In siffatta euforica apologia c’è da notare, intanto, che non si distingue tra quanto si possa o si debba ritenere specifico dell’uso degli audiovisivi e quanto può ritenersi comune ad altre buone tecniche e metodi di animazione di gruppo. C’è da notare, inoltre, che – a parte l’incongruenza di attribuire al linguaggio audiovisivo la capacità di trasmettere «l’essenza di una cosa» – i group media vi si propongono quale alternativa inversa all’indottrinamento, orale o scritto, eccessivamente astratto-cerebrale. Ora riteniamo che questo sia senz’altro da lamentare e da riformare là dove sia stato praticato o continui, ma che certamente esso non sia imputabile a tutta o alla maggior parte della predicazione e catechesi tradizionale, sia omiletico-liturgica, sia oratoria da pulpito, e sia esortatoria, diciamo così, privata; come non è imputabile a tutta o alla maggior parte dell’editoria dottrinale-catechetica e, in genere, religioso-ascetica. Infine, dato e non concesso che i mezzi audiovisivi siano proprio insostituibili per lo sviluppo dell’affettività, notiamo che si equivoca tra affettività-emotività-«vibrazioni» ed autentica intimità-profondità de «l’uomo tutto intero», quasi che questo non fosse costituito anche dai processi razionali-logici; e che si equivoca riducendo ogni religiosa «esperienza di vita» a quelle realizzate nei group media in relazione agli eventi del momento, come se la storia passata e presente della Chiesa e dei suoi «santi» non sovrabbondi di almeno altrettali autentiche religiose «esperienze di vita», individuali e di gruppo, di intima unione de «l’uomo tutto intero» con Dio, e di totale eroico servizio fraterno, indipendentemente dal ricorso agli odierni audiovisivi. Davvero vogliamo sostenere che nella millenaria attività pastorale e ascetica, orale e scritta, della Chiesa sprovvista della tecnica dei group media non si sia attuato il giovanneo «Noi vi annunciamo ciò che abbiamo veduto con i nostri occhi e ciò che le nostre mani hanno toccato»?5.

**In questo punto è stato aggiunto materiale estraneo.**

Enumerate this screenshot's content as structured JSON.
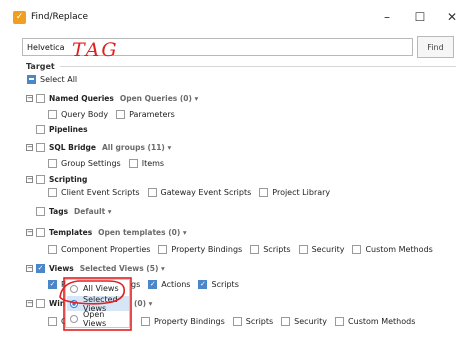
{
  "window": {
    "title": "Find/Replace",
    "app_icon": "ignition-check-icon",
    "controls": [
      "minimize",
      "maximize",
      "close"
    ]
  },
  "search": {
    "value": "Helvetica",
    "find_label": "Find"
  },
  "annotation": {
    "text": "TAG",
    "color": "#e02020"
  },
  "target": {
    "label": "Target",
    "select_all": "Select All",
    "named_queries": {
      "label": "Named Queries",
      "dropdown": "Open Queries (0) ▾",
      "children": [
        "Query Body",
        "Parameters"
      ]
    },
    "pipelines": {
      "label": "Pipelines"
    },
    "sql_bridge": {
      "label": "SQL Bridge",
      "dropdown": "All groups (11) ▾",
      "children": [
        "Group Settings",
        "Items"
      ]
    },
    "scripting": {
      "label": "Scripting",
      "children": [
        "Client Event Scripts",
        "Gateway Event Scripts",
        "Project Library"
      ]
    },
    "tags": {
      "label": "Tags",
      "dropdown": "Default ▾"
    },
    "templates": {
      "label": "Templates",
      "dropdown": "Open templates (0) ▾",
      "children": [
        "Component Properties",
        "Property Bindings",
        "Scripts",
        "Security",
        "Custom Methods"
      ]
    },
    "views": {
      "label": "Views",
      "dropdown": "Selected Views (5) ▾",
      "children_visible": [
        "P",
        "gs",
        "Actions",
        "Scripts"
      ]
    },
    "windows": {
      "label": "Windo",
      "dropdown": "(0) ▾",
      "children_visible": [
        "C",
        "Property Bindings",
        "Scripts",
        "Security",
        "Custom Methods"
      ]
    }
  },
  "popup": {
    "options": [
      "All Views",
      "Selected Views",
      "Open Views"
    ],
    "selected": "Selected Views"
  }
}
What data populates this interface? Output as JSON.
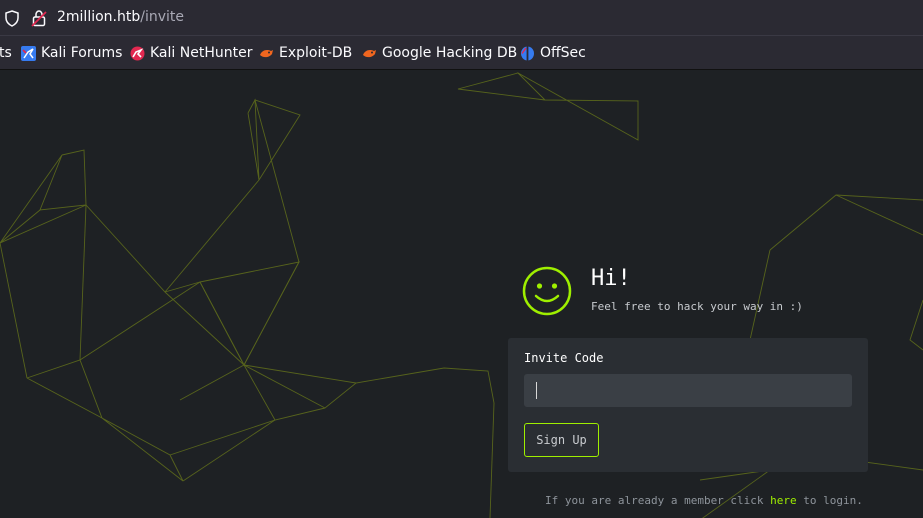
{
  "browser": {
    "url_host": "2million.htb",
    "url_path": "/invite",
    "bookmarks": [
      {
        "label": "ts",
        "icon": "bookmark-fragment-icon"
      },
      {
        "label": "Kali Forums",
        "icon": "kali-forums-icon"
      },
      {
        "label": "Kali NetHunter",
        "icon": "kali-nethunter-icon"
      },
      {
        "label": "Exploit-DB",
        "icon": "exploit-db-icon"
      },
      {
        "label": "Google Hacking DB",
        "icon": "google-hacking-db-icon"
      },
      {
        "label": "OffSec",
        "icon": "offsec-icon"
      }
    ]
  },
  "hero": {
    "greeting": "Hi!",
    "tagline": "Feel free to hack your way in :)",
    "icon": "smiley-icon"
  },
  "form": {
    "label": "Invite Code",
    "input_value": "",
    "button_label": "Sign Up"
  },
  "footer": {
    "prefix": "If you are already a member click",
    "link": "here",
    "suffix": "to login."
  },
  "colors": {
    "accent": "#9fef00",
    "background": "#1e2124",
    "card": "#2a2e33",
    "input": "#3a3f45"
  }
}
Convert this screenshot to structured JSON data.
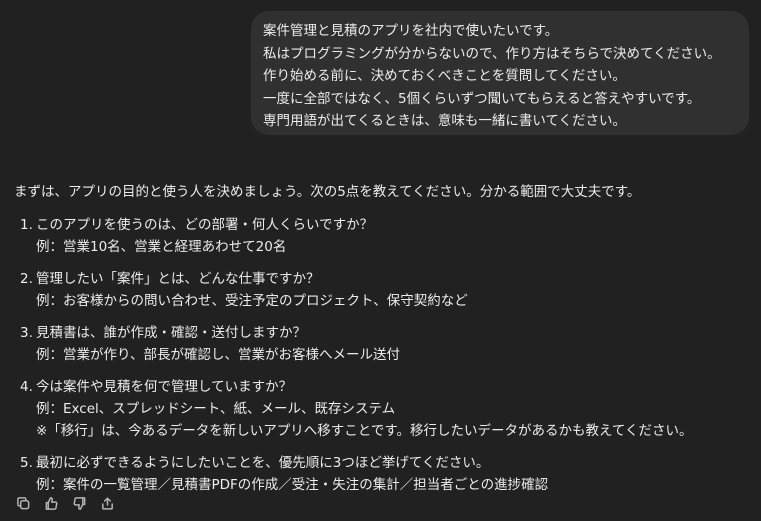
{
  "user_message": {
    "lines": [
      "案件管理と見積のアプリを社内で使いたいです。",
      "私はプログラミングが分からないので、作り方はそちらで決めてください。",
      "作り始める前に、決めておくべきことを質問してください。",
      "一度に全部ではなく、5個くらいずつ聞いてもらえると答えやすいです。",
      "専門用語が出てくるときは、意味も一緒に書いてください。"
    ]
  },
  "assistant_message": {
    "intro": "まずは、アプリの目的と使う人を決めましょう。次の5点を教えてください。分かる範囲で大丈夫です。",
    "questions": [
      {
        "number": "1.",
        "lines": [
          "このアプリを使うのは、どの部署・何人くらいですか？",
          "例：営業10名、営業と経理あわせて20名"
        ]
      },
      {
        "number": "2.",
        "lines": [
          "管理したい「案件」とは、どんな仕事ですか？",
          "例：お客様からの問い合わせ、受注予定のプロジェクト、保守契約など"
        ]
      },
      {
        "number": "3.",
        "lines": [
          "見積書は、誰が作成・確認・送付しますか？",
          "例：営業が作り、部長が確認し、営業がお客様へメール送付"
        ]
      },
      {
        "number": "4.",
        "lines": [
          "今は案件や見積を何で管理していますか？",
          "例：Excel、スプレッドシート、紙、メール、既存システム",
          "※「移行」は、今あるデータを新しいアプリへ移すことです。移行したいデータがあるかも教えてください。"
        ]
      },
      {
        "number": "5.",
        "lines": [
          "最初に必ずできるようにしたいことを、優先順に3つほど挙げてください。",
          "例：案件の一覧管理／見積書PDFの作成／受注・失注の集計／担当者ごとの進捗確認"
        ]
      }
    ]
  },
  "actions": {
    "icons": [
      "copy-icon",
      "thumbs-up-icon",
      "thumbs-down-icon",
      "share-icon"
    ]
  },
  "colors": {
    "background": "#212121",
    "bubble": "#303030",
    "text": "#ececec",
    "icon": "#b4b4b4"
  }
}
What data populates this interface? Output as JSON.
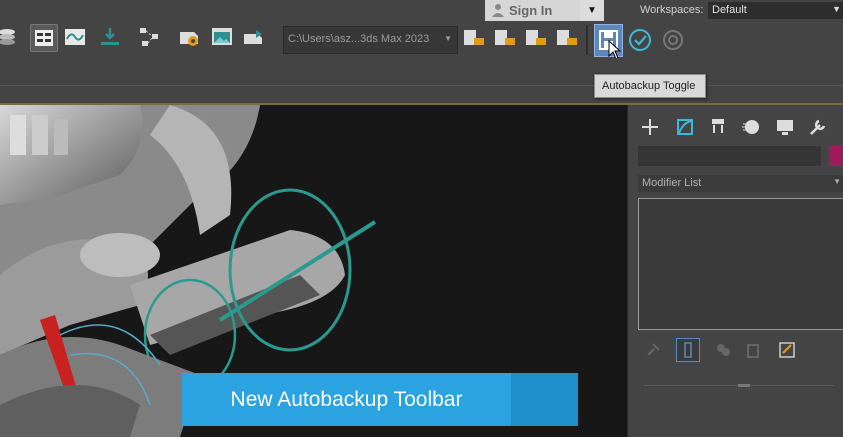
{
  "auth": {
    "sign_in_label": "Sign In"
  },
  "workspaces": {
    "label": "Workspaces:",
    "selected": "Default"
  },
  "toolbar": {
    "project_path": "C:\\Users\\asz...3ds Max 2023"
  },
  "autobackup_toolbar": {
    "tooltip": "Autobackup Toggle"
  },
  "command_panel": {
    "modifier_list_label": "Modifier List",
    "object_color": "#9e1a5a"
  },
  "banner": {
    "text": "New Autobackup Toolbar",
    "color": "#2aa3e0"
  },
  "icons": [
    "user-icon",
    "dropdown-arrow-icon",
    "layers-icon",
    "layout-icon",
    "curve-editor-icon",
    "render-to-texture-icon",
    "schematic-view-icon",
    "render-setup-icon",
    "rendered-frame-icon",
    "render-icon",
    "folder-icon",
    "autobackup-save-icon",
    "check-icon",
    "autobackup-settings-icon",
    "cursor-icon",
    "create-icon",
    "modify-icon",
    "hierarchy-icon",
    "motion-icon",
    "display-icon",
    "utilities-icon"
  ]
}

Dall’«Inter mirifica» alla «Evangelii nuntiandi»

A parte queste, ed altre minori ambiguità e confusioni, a nostro parere l’argomento group media ne crea altre maggiori se proposto come s’identificasse o rientrasse in quello di quei media che il Vaticano II ha specificamente qualificati «strumenti della comunicazione sociale»; come fanno, tra gli altri, i due Ferreras-Oleffe sentenziando: «Il Congresso mondiale AV-EV di Monaco è l’ultimo passo sulla via del dialogo tra la Chiesa e i mezzi di comunicazione sociale, dopo i tre maggiori, che erano: il decreto conciliare Inter mirifica, l’istruzione pastorale Communio et progressio e l’esortazione apostolica Evangelii nuntiandi» (p. 99).

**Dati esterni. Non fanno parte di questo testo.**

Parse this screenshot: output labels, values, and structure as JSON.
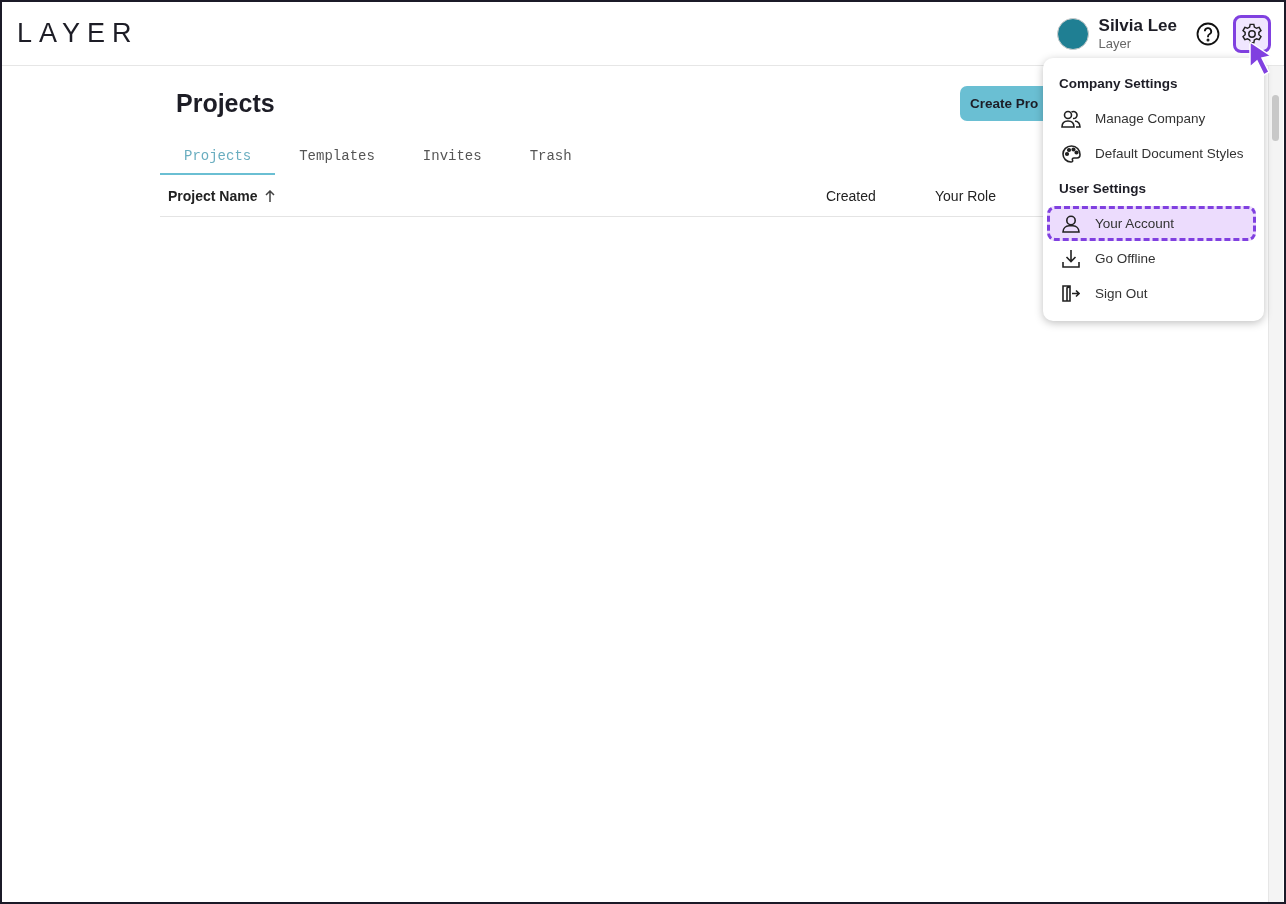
{
  "header": {
    "logo": "LAYER",
    "user": {
      "name": "Silvia Lee",
      "org": "Layer"
    },
    "settings_button": {
      "highlighted": true
    }
  },
  "page": {
    "title": "Projects",
    "create_button": "Create Pro"
  },
  "tabs": [
    {
      "label": "Projects",
      "selected": true
    },
    {
      "label": "Templates",
      "selected": false
    },
    {
      "label": "Invites",
      "selected": false
    },
    {
      "label": "Trash",
      "selected": false
    }
  ],
  "table": {
    "columns": [
      {
        "label": "Project Name",
        "sorted": true
      },
      {
        "label": "Created",
        "sorted": false
      },
      {
        "label": "Your Role",
        "sorted": false
      }
    ]
  },
  "settings_menu": {
    "sections": [
      {
        "title": "Company Settings",
        "items": [
          {
            "label": "Manage Company",
            "highlighted": false
          },
          {
            "label": "Default Document Styles",
            "highlighted": false
          }
        ]
      },
      {
        "title": "User Settings",
        "items": [
          {
            "label": "Your Account",
            "highlighted": true
          },
          {
            "label": "Go Offline",
            "highlighted": false
          },
          {
            "label": "Sign Out",
            "highlighted": false
          }
        ]
      }
    ]
  }
}
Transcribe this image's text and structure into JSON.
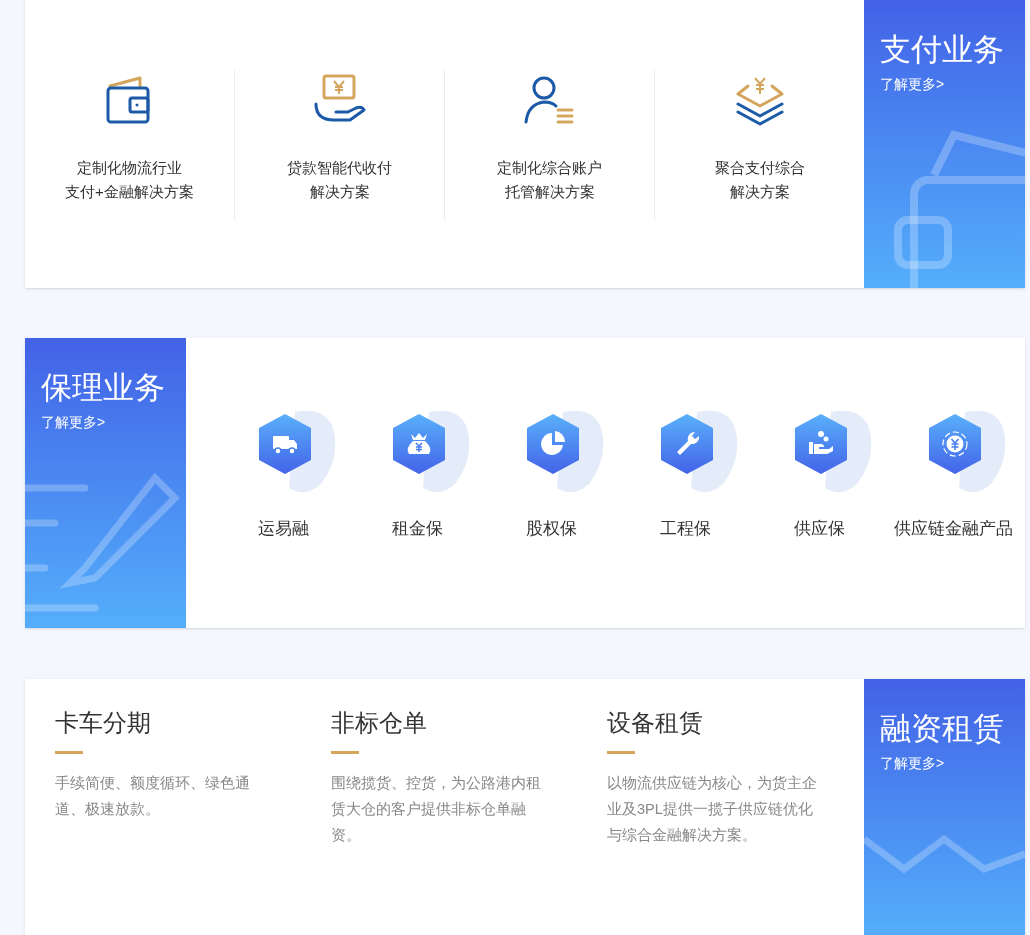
{
  "payment": {
    "title": "支付业务",
    "more": "了解更多>",
    "items": [
      {
        "lines": [
          "定制化物流行业",
          "支付+金融解决方案"
        ]
      },
      {
        "lines": [
          "贷款智能代收付",
          "解决方案"
        ]
      },
      {
        "lines": [
          "定制化综合账户",
          "托管解决方案"
        ]
      },
      {
        "lines": [
          "聚合支付综合",
          "解决方案"
        ]
      }
    ]
  },
  "factoring": {
    "title": "保理业务",
    "more": "了解更多>",
    "items": [
      {
        "label": "运易融"
      },
      {
        "label": "租金保"
      },
      {
        "label": "股权保"
      },
      {
        "label": "工程保"
      },
      {
        "label": "供应保"
      },
      {
        "label": "供应链金融产品"
      }
    ]
  },
  "leasing": {
    "title": "融资租赁",
    "more": "了解更多>",
    "items": [
      {
        "title": "卡车分期",
        "description": "手续简便、额度循环、绿色通道、极速放款。"
      },
      {
        "title": "非标仓单",
        "description": "围绕揽货、控货，为公路港内租赁大仓的客户提供非标仓单融资。"
      },
      {
        "title": "设备租赁",
        "description": "以物流供应链为核心，为货主企业及3PL提供一揽子供应链优化与综合金融解决方案。"
      }
    ]
  }
}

Sta, intanto, il fatto – a rigore, riformabile – che le istituzioni ecclesiali per i mass media – dalla Commissione della Santa Sede alle tre Organizzazioni Internazionali, dagli Uffici nazionali a quelli diocesani – sono competenti in tutti e soli, appunto, i mass media propriamente detti, e nei macro-fenomeni e problemi socio-culturali-pastorali agli stessi strettamente connessi; e non nelle utilizzazioni didattico-pedagogiche e catechistico-pastorali alle quali gli stampati, le pellicole e le diapositive, i nastri, i dischi e i visori in genere si prestino. Inoltre, competenza a parte, sono da rilevare almeno tre possibili inconvenienti o pericoli.

Il primo, su piano teorico-dottrinale, è quello di attribuire in proprio ai group media fenomeni socio-culturali e problemi pastorali liturgici innescati o incrementati soltanto o soprattutto dai mass media6. L’altro, su piano operativo culturale e pastorale, è quello – per interessarsi troppo ai group media – di trascurare o rimandare i problemi e le iniziative, di peso e vastità ben più; rilevanti, attinenti ai mass media, che i tre sopra citati documenti della Santa Sede prevalentemente richiamano e trattano. Il terzo, e maggiore, su piano eminentemente pastorale, è quello di proporre, almeno di fatto, un’alternativa tra un’inefficace evangelizzazione vocale, ed anche tramite i mass media, e una privilegiata evangelizzazione tout court con i group media e i media leggeri, in tal modo negando, ignorando o sminuendo le possibilità tutte proprie dei mass media nel mutato mondo socio-culturale e religioso odierno7.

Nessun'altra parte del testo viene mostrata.